Pavel is both comprehensive and comprehensible, with short definitions and links for the mundane (MIT Media Lab, EL wire, PGP) to the exotic (binary transparency, reverse shells, adversarial preturbation).
2/
When I was an adolescent, my friend group traded secret knowledge as a kind of social currency - tricks for getting free payphone calls, or doubling the capacity of a floppy disc, or calling the White House switchboard.
3/
I doted on books that promised more of the same: Paladin Press and Amok Catalog titles, Steal This Book, the Anarchist Cookbook, the Whole Earth Review and the Whole Earth Catalog.
4/
But when I sat down in 2006 to write the first Little Brother book, I realized that facts were now cheap - anything could be discovered with a single search.

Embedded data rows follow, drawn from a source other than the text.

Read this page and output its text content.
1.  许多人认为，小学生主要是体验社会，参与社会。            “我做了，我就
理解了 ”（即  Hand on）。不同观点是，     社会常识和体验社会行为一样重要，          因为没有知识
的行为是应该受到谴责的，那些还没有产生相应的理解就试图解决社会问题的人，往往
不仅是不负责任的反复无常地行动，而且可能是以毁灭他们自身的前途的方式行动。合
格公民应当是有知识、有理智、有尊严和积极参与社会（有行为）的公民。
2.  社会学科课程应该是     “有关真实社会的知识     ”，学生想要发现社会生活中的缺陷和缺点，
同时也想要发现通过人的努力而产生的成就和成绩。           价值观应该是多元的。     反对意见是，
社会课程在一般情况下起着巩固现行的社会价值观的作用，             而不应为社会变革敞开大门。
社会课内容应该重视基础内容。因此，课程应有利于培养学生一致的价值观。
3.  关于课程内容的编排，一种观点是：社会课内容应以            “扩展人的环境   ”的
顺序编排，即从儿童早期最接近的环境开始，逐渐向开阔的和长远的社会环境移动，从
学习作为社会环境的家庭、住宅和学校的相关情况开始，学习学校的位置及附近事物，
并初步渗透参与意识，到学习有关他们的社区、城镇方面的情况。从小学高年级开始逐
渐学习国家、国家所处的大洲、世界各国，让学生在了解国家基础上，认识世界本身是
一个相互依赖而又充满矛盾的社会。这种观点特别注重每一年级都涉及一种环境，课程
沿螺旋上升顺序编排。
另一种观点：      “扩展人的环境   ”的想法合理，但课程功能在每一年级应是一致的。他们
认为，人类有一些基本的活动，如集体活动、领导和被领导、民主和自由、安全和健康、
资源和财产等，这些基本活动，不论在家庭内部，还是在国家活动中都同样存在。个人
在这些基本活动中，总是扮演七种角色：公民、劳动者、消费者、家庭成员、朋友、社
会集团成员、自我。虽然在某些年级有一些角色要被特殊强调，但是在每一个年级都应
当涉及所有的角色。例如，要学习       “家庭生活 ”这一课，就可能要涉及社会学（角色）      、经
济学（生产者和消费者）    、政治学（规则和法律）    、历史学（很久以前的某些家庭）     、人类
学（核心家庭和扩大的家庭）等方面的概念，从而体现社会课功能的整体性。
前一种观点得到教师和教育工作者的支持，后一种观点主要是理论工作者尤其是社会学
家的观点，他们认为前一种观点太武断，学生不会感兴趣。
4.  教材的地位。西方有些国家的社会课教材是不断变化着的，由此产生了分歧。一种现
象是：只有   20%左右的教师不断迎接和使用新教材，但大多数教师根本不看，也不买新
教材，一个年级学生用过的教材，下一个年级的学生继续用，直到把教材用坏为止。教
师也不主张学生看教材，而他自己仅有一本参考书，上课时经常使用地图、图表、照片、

The thing in short supply now was search terms - knowing what to search FOR.
5/
As John Ciardi wrote,
The old crow is getting slow;
the young crow is not.
Of what the young crow does not know,
the old crow knows a lot.
The young crow flies above, below,
and rings around the slow old crow.
What does the fast young crow not know?
WHERE TO GO.
6/
So I set out to write a book of realistic scenarios, dramatizing what tech COULD do, on the assumption that readers would glean those all-important search-terms from the tale, and that this could launch them on a voyage of discovery.
7/
That's the ethic I've stuck with through all three novels and the short stories in the series. It seems to have worked. Anni's Mashapedia is the apotheosis of that plan: a comprehensive set of search terms masquerading as a glossary.
8/
Anni's hosted Mashapedia on Github, and you can amend, extend or contest his definitions by opening an issue in the repo. What a delight!